Routine Cancer screening can save lives. Not so very long ago, most cancers were in their deadliest, late stages by the time doctors could detect them. That’s still true of some kinds of cancer, but with others — such as breast cancer, colon cancer, cervical cancer, and prostate cancer — advances in cancer screening now make it possible to find many tumors in their earliest stages1.
Scientists have developed, and continue to develop, tests that can be used to screen a person for cancer. At the heart of the problem is our justifiable fear of cancer. The message has been drummed into us.
Many people think that the main purpose of these screening tests is to look for cancer in people who don’t have any signs of the disease, or to find cancer in an early, easily treatable stage. But the overall goals of cancer screening are to2:
- Lower the number of people who die from the disease, or eliminate deaths from cancer altogether
- Lower the number of people who develop the disease
Not all screening tests are beneficial
Although some cancer screening tests have proven benefits that can help achieve these goals, others do not. When talking about cancer screening, it’s important to understand that these tests can increase the apparent “cure rate” of a cancer without actually affecting how many people die from the disease or the risk of dying from the disease. That’s because sometimes cancer screening tests find cancer that isn’t causing a person harm and won’t cause a person harm in his or her lifetime.
One example is screening for prostate cancer. Because of the widespread increase in prostate cancer screening, the disease is being found in more men. However, many of these cancers do not pose a health threat. That’s one reason why the number of deaths from prostate cancer today is still similar to what it was in 1975, even though the number of men who have been diagnosed with the disease and “cured” has gone up dramatically.

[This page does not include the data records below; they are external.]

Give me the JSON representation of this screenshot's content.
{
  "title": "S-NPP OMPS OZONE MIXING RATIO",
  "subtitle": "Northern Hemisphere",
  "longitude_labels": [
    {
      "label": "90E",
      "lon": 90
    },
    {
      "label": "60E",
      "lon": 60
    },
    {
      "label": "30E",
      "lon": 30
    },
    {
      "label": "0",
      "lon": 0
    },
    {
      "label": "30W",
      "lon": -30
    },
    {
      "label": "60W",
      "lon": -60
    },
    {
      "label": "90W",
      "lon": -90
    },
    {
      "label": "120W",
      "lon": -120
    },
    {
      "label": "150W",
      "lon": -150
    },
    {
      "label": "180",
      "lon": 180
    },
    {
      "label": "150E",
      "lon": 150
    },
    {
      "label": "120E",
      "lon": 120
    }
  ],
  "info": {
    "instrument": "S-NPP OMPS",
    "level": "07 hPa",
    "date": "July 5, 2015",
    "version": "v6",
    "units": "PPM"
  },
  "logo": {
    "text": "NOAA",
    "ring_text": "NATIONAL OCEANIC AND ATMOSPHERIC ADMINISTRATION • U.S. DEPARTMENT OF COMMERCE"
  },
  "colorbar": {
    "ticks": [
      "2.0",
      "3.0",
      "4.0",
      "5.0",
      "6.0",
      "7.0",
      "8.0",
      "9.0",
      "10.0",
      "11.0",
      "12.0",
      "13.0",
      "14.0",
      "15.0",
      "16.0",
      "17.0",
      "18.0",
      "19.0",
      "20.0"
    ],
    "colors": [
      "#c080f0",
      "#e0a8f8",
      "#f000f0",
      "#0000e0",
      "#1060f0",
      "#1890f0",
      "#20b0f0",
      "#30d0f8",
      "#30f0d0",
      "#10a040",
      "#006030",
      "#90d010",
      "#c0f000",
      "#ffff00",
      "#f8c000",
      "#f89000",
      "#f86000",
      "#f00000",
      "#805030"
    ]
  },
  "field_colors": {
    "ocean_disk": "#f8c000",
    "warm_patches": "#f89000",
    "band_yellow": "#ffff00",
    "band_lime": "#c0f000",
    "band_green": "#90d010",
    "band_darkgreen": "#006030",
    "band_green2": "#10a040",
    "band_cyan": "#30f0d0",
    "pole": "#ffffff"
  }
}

Because cancer screening tests can detect some tumors that don’t need to be treated, improved cancer survival rates don’t always mean that a test benefits everyone. In fact, the risks of having a screening test could outweigh the advantages. The best way to tell if a screening test has actual benefits, including a decrease in cancer deaths, is through randomized controlled clinical trials (research studies in people).

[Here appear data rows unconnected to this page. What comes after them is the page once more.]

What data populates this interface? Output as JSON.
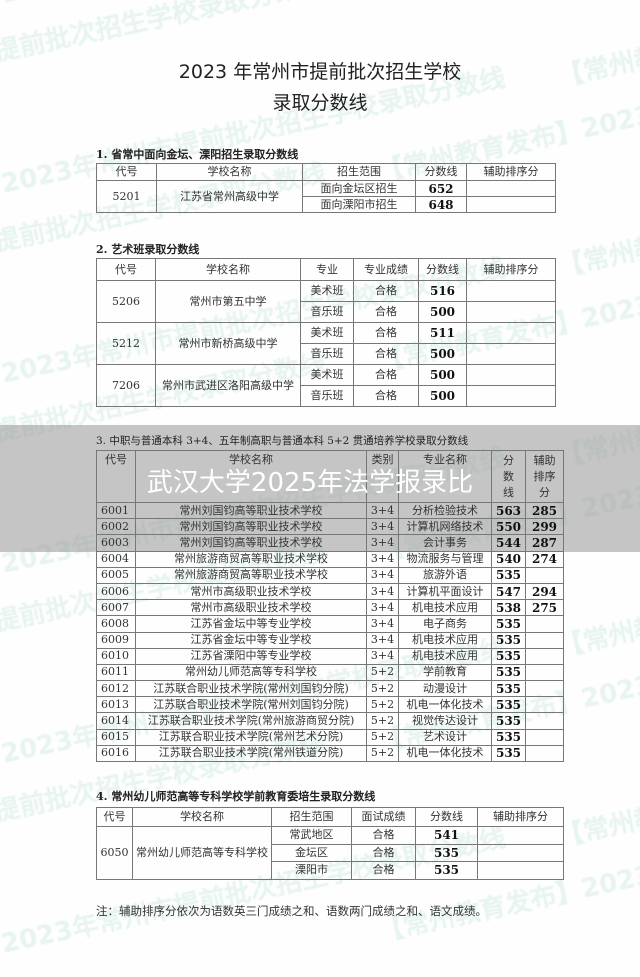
{
  "watermark": "【常州教育发布】2023年常州市提前批次招生学校录取分数线",
  "title": {
    "line1": "2023 年常州市提前批次招生学校",
    "line2": "录取分数线"
  },
  "section1": {
    "heading": "1. 省常中面向金坛、溧阳招生录取分数线",
    "headers": [
      "代号",
      "学校名称",
      "招生范围",
      "分数线",
      "辅助排序分"
    ],
    "schools": [
      {
        "code": "5201",
        "name": "江苏省常州高级中学",
        "rows": [
          {
            "range": "面向金坛区招生",
            "score": "652",
            "aux": ""
          },
          {
            "range": "面向溧阳市招生",
            "score": "648",
            "aux": ""
          }
        ]
      }
    ]
  },
  "section2": {
    "heading": "2. 艺术班录取分数线",
    "headers": [
      "代号",
      "学校名称",
      "专业",
      "专业成绩",
      "分数线",
      "辅助排序分"
    ],
    "schools": [
      {
        "code": "5206",
        "name": "常州市第五中学",
        "rows": [
          {
            "major": "美术班",
            "grade": "合格",
            "score": "516",
            "aux": ""
          },
          {
            "major": "音乐班",
            "grade": "合格",
            "score": "500",
            "aux": ""
          }
        ]
      },
      {
        "code": "5212",
        "name": "常州市新桥高级中学",
        "rows": [
          {
            "major": "美术班",
            "grade": "合格",
            "score": "511",
            "aux": ""
          },
          {
            "major": "音乐班",
            "grade": "合格",
            "score": "500",
            "aux": ""
          }
        ]
      },
      {
        "code": "7206",
        "name": "常州市武进区洛阳高级中学",
        "rows": [
          {
            "major": "美术班",
            "grade": "合格",
            "score": "500",
            "aux": ""
          },
          {
            "major": "音乐班",
            "grade": "合格",
            "score": "500",
            "aux": ""
          }
        ]
      }
    ]
  },
  "section3": {
    "heading": "3. 中职与普通本科 3+4、五年制高职与普通本科 5+2 贯通培养学校录取分数线",
    "headers": [
      "代号",
      "学校名称",
      "类别",
      "专业名称",
      "分数线",
      "辅助排序分"
    ],
    "rows": [
      [
        "6001",
        "常州刘国钧高等职业技术学校",
        "3+4",
        "分析检验技术",
        "563",
        "285"
      ],
      [
        "6002",
        "常州刘国钧高等职业技术学校",
        "3+4",
        "计算机网络技术",
        "550",
        "299"
      ],
      [
        "6003",
        "常州刘国钧高等职业技术学校",
        "3+4",
        "会计事务",
        "544",
        "287"
      ],
      [
        "6004",
        "常州旅游商贸高等职业技术学校",
        "3+4",
        "物流服务与管理",
        "540",
        "274"
      ],
      [
        "6005",
        "常州旅游商贸高等职业技术学校",
        "3+4",
        "旅游外语",
        "535",
        ""
      ],
      [
        "6006",
        "常州市高级职业技术学校",
        "3+4",
        "计算机平面设计",
        "547",
        "294"
      ],
      [
        "6007",
        "常州市高级职业技术学校",
        "3+4",
        "机电技术应用",
        "538",
        "275"
      ],
      [
        "6008",
        "江苏省金坛中等专业学校",
        "3+4",
        "电子商务",
        "535",
        ""
      ],
      [
        "6009",
        "江苏省金坛中等专业学校",
        "3+4",
        "机电技术应用",
        "535",
        ""
      ],
      [
        "6010",
        "江苏省溧阳中等专业学校",
        "3+4",
        "机电技术应用",
        "535",
        ""
      ],
      [
        "6011",
        "常州幼儿师范高等专科学校",
        "5+2",
        "学前教育",
        "535",
        ""
      ],
      [
        "6012",
        "江苏联合职业技术学院(常州刘国钧分院)",
        "5+2",
        "动漫设计",
        "535",
        ""
      ],
      [
        "6013",
        "江苏联合职业技术学院(常州刘国钧分院)",
        "5+2",
        "机电一体化技术",
        "535",
        ""
      ],
      [
        "6014",
        "江苏联合职业技术学院(常州旅游商贸分院)",
        "5+2",
        "视觉传达设计",
        "535",
        ""
      ],
      [
        "6015",
        "江苏联合职业技术学院(常州艺术分院)",
        "5+2",
        "艺术设计",
        "535",
        ""
      ],
      [
        "6016",
        "江苏联合职业技术学院(常州铁道分院)",
        "5+2",
        "机电一体化技术",
        "535",
        ""
      ]
    ]
  },
  "section4": {
    "heading": "4. 常州幼儿师范高等专科学校学前教育委培生录取分数线",
    "headers": [
      "代号",
      "学校名称",
      "招生范围",
      "面试成绩",
      "分数线",
      "辅助排序分"
    ],
    "schools": [
      {
        "code": "6050",
        "name": "常州幼儿师范高等专科学校",
        "rows": [
          {
            "range": "常武地区",
            "grade": "合格",
            "score": "541",
            "aux": ""
          },
          {
            "range": "金坛区",
            "grade": "合格",
            "score": "535",
            "aux": ""
          },
          {
            "range": "溧阳市",
            "grade": "合格",
            "score": "535",
            "aux": ""
          }
        ]
      }
    ]
  },
  "note": "注：辅助排序分依次为语数英三门成绩之和、语数两门成绩之和、语文成绩。",
  "banner": "武汉大学2025年法学报录比"
}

Screening benefits and risks
Deciding whether to have a screening test is not always as straightforward as it may seem. Screening has potential risks and benefits that a person should talk about with his or her doctor, especially in the context of his or her personal and family medical history. The benefits include a potential decrease in the number of deaths from cancer2.
The risks include:
Overdiagnosis: Cancer screening tests may find slow-growing cancers that otherwise would not have been found or caused harm in a person’s lifetime. The result is that a person may receive potentially harmful, painful, stressful, and/or expensive treatment that the person didn’t need.

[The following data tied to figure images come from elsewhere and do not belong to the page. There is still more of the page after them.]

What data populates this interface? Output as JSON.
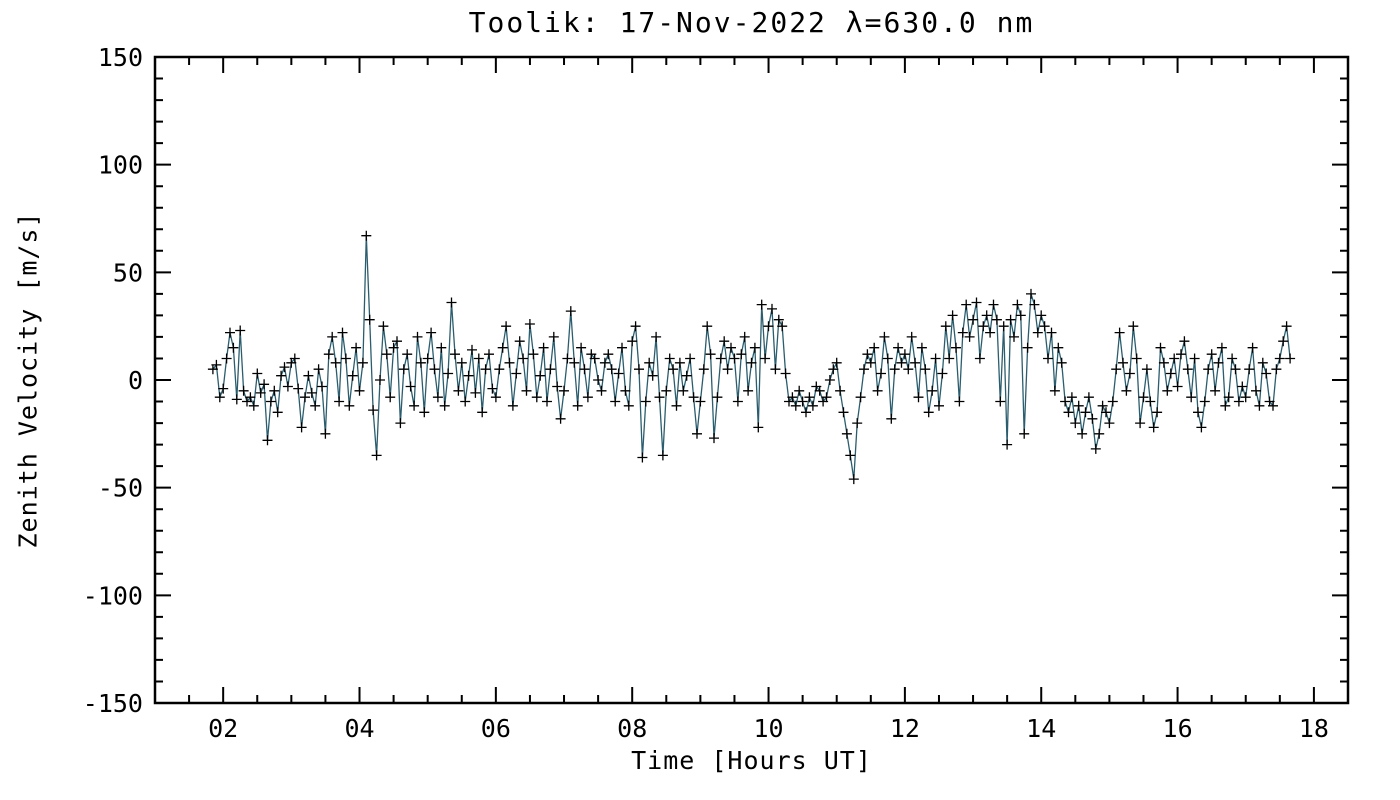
{
  "chart_data": {
    "type": "line",
    "title": "Toolik: 17-Nov-2022 λ=630.0 nm",
    "xlabel": "Time [Hours UT]",
    "ylabel": "Zenith Velocity [m/s]",
    "xlim": [
      1.0,
      18.5
    ],
    "ylim": [
      -150,
      150
    ],
    "grid": false,
    "legend": "none",
    "line_color": "#2b5d6e",
    "marker": "plus",
    "marker_color": "#000000",
    "x_ticks": {
      "values": [
        2,
        4,
        6,
        8,
        10,
        12,
        14,
        16,
        18
      ],
      "labels": [
        "02",
        "04",
        "06",
        "08",
        "10",
        "12",
        "14",
        "16",
        "18"
      ],
      "minor_step": 0.5
    },
    "y_ticks": {
      "values": [
        -150,
        -100,
        -50,
        0,
        50,
        100,
        150
      ],
      "labels": [
        "-150",
        "-100",
        "-50",
        "0",
        "50",
        "100",
        "150"
      ],
      "minor_step": 10
    },
    "series": [
      {
        "name": "zenith-velocity",
        "x_start": 1.85,
        "x_step": 0.05,
        "values": [
          5,
          7,
          -8,
          -4,
          10,
          22,
          15,
          -9,
          23,
          -5,
          -10,
          -8,
          -12,
          3,
          -6,
          -2,
          -28,
          -10,
          -5,
          -15,
          2,
          6,
          -3,
          8,
          10,
          -4,
          -22,
          -8,
          2,
          -6,
          -12,
          5,
          -3,
          -25,
          12,
          20,
          8,
          -10,
          22,
          10,
          -12,
          2,
          15,
          -5,
          8,
          67,
          28,
          -14,
          -35,
          0,
          25,
          12,
          -8,
          15,
          18,
          -20,
          5,
          12,
          -3,
          -12,
          20,
          8,
          -15,
          10,
          22,
          5,
          -8,
          15,
          -12,
          3,
          36,
          12,
          -5,
          8,
          -10,
          2,
          14,
          -6,
          10,
          -15,
          5,
          12,
          -4,
          -8,
          5,
          15,
          25,
          8,
          -12,
          3,
          18,
          10,
          -5,
          26,
          12,
          -8,
          2,
          15,
          -10,
          5,
          20,
          -3,
          -18,
          -5,
          10,
          32,
          8,
          -12,
          15,
          5,
          -8,
          12,
          10,
          0,
          -5,
          8,
          12,
          5,
          -10,
          3,
          15,
          -5,
          -12,
          18,
          25,
          5,
          -36,
          -10,
          8,
          2,
          20,
          -8,
          -35,
          -5,
          10,
          5,
          -12,
          8,
          -5,
          2,
          10,
          -8,
          -25,
          -10,
          5,
          25,
          12,
          -27,
          -8,
          10,
          18,
          5,
          15,
          10,
          -10,
          12,
          20,
          -5,
          8,
          15,
          -22,
          35,
          10,
          25,
          33,
          5,
          28,
          25,
          3,
          -10,
          -8,
          -12,
          -5,
          -10,
          -15,
          -8,
          -12,
          -3,
          -5,
          -10,
          -8,
          0,
          5,
          8,
          -5,
          -15,
          -25,
          -35,
          -46,
          -20,
          -8,
          5,
          12,
          8,
          15,
          -5,
          3,
          20,
          10,
          -18,
          5,
          15,
          8,
          12,
          5,
          20,
          8,
          -8,
          15,
          5,
          -15,
          -5,
          10,
          -12,
          3,
          25,
          10,
          30,
          15,
          -10,
          22,
          35,
          20,
          28,
          36,
          10,
          25,
          30,
          22,
          35,
          28,
          -10,
          25,
          -30,
          28,
          20,
          35,
          30,
          -25,
          15,
          40,
          35,
          22,
          30,
          25,
          10,
          22,
          -5,
          15,
          8,
          -10,
          -15,
          -8,
          -20,
          -12,
          -25,
          -15,
          -8,
          -18,
          -32,
          -25,
          -12,
          -15,
          -20,
          -10,
          5,
          22,
          8,
          -5,
          3,
          25,
          10,
          -20,
          -8,
          5,
          -10,
          -22,
          -15,
          15,
          8,
          -5,
          3,
          10,
          -3,
          12,
          18,
          5,
          -8,
          10,
          -15,
          -22,
          -10,
          5,
          12,
          -5,
          8,
          15,
          -12,
          -8,
          10,
          5,
          -10,
          -3,
          -8,
          5,
          15,
          -5,
          -12,
          8,
          3,
          -10,
          -12,
          5,
          10,
          18,
          25,
          10
        ]
      }
    ]
  }
}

False positives: Sometimes a cancer screening test will suggest that a person has cancer when they do not.
Increased testing: Both overdiagnosis and false positives can lead to additional tests that a person may not need. These tests can be physically invasive, costly, and cause a person unnecessary stress and worry.
False reassurance: Sometimes a cancer screening test will suggest a person does not have cancer when they actually do. As a result, a person may not get needed treatment.
Screening test recommendations
Different organizations provide guidelines on cancer screening tests. Recommendations vary on which cancers people should have screening tests for, which screening tests should be used to screen for a particular cancer, and when and how often those tests should be done. It’s important for people to talk with their doctors to determine which tests are appropriate for their age and medical history2.
Screening for cancer has an understandable appeal. Although cancer screening can potentially lower cancer deaths and the distress of cancer, it is important to remember that a person must weigh the potential risks and benefits for each screening test with their doctor. Some screening tests may be more appropriate for those who have a personal or family history of cancer or an inherited cancer-related syndrome. The best way to find the value of cancer screening tests is through randomized clinical trials.